Your pictures of graffiti and wall art, however, require thought and insight, as there's immediate and consequential thought to get one to appreciate the full range of meaning of each work.
So yesterday, in a way, you have brought the need for our more total responsibility to examine the
entire picture, as
"art" AND
"social landscape", brought together in a striking, but entirely surprising way, for anyone who might have assumed, by past experience, your artistic intent in this new revealing work.
So having seen dominant motifs of architecture and public service for a functioning transport system serving people every day, I brushed off "the green on the stairs" as people going up a moving escalator! The material laid out on the outer side of the glass, was then the backpacks of the two people inside, (who, of course, were not allowed to bring them into the exhibit. Everything to me seemed consistent.
I've seen ignoring folk sleeping in the doors with a group of scientists on our way to supper. None of about 5 trained observers, besides myself, noticed the folk in the doorways.
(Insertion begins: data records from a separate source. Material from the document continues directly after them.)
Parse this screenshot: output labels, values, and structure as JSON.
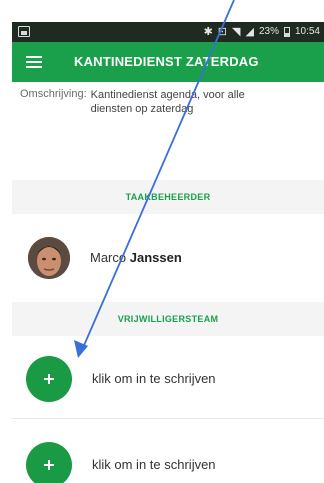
{
  "status_bar": {
    "battery": "23%",
    "time": "10:54"
  },
  "app_bar": {
    "title": "KANTINEDIENST ZATERDAG"
  },
  "description": {
    "label": "Omschrijving:",
    "value": "Kantinedienst agenda, voor alle diensten op zaterdag"
  },
  "sections": {
    "manager": "TAAKBEHEERDER",
    "volunteers": "VRIJWILLIGERSTEAM"
  },
  "manager": {
    "first_name": "Marco",
    "last_name": "Janssen"
  },
  "join_slots": [
    {
      "label": "klik om in te schrijven"
    },
    {
      "label": "klik om in te schrijven"
    }
  ],
  "colors": {
    "brand_green": "#1aa04b",
    "annotation_blue": "#3a6fd8"
  }
}
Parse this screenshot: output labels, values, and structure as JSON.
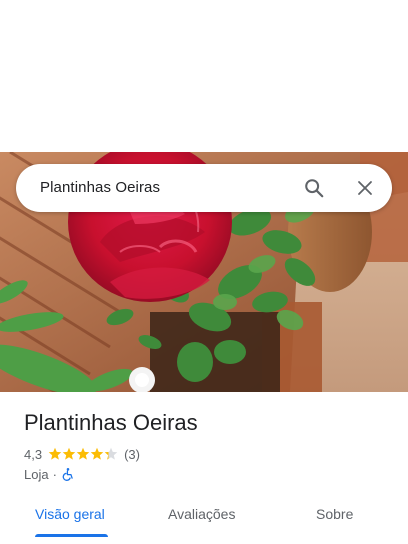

I am happy to be exposed as not fully using my own senses in looking at your art. It's a gift for you to show us up and get us to take in more of what's around us and fight the brains built-in facility for marking so much as "non-relevent". Still, I am also grateful when we're introduced to works that have deeper meaning so we can harvest better the richer meanings and fully engage, especially in this case where there's social consequence to understanding or not.
However, the
order of letting us know about reality, before or after the fact, as here, is not as important as, one way or another we're lead to the heart of the matters presented. Except for simple beauty, (roses, a mother nursing her child, sunsets, children playing, intriguing form and the like), art does not speak for itself. It requires some curator or else we tend to consume it for immediate enjoyment or long term decoration. Art however not only reflects the thoughts and needs of the viewer according to what they bring to the work, but also can have such a rich a layered form that a guide and education can allow one to actually appreciate some of the emotions and intellectual energy that forced the work into existence in the first place.
At least, for myself, I have been brought down a peg or two and have benefited. I hope it will last and leave me a tad more humble in my certainty of folk's intents.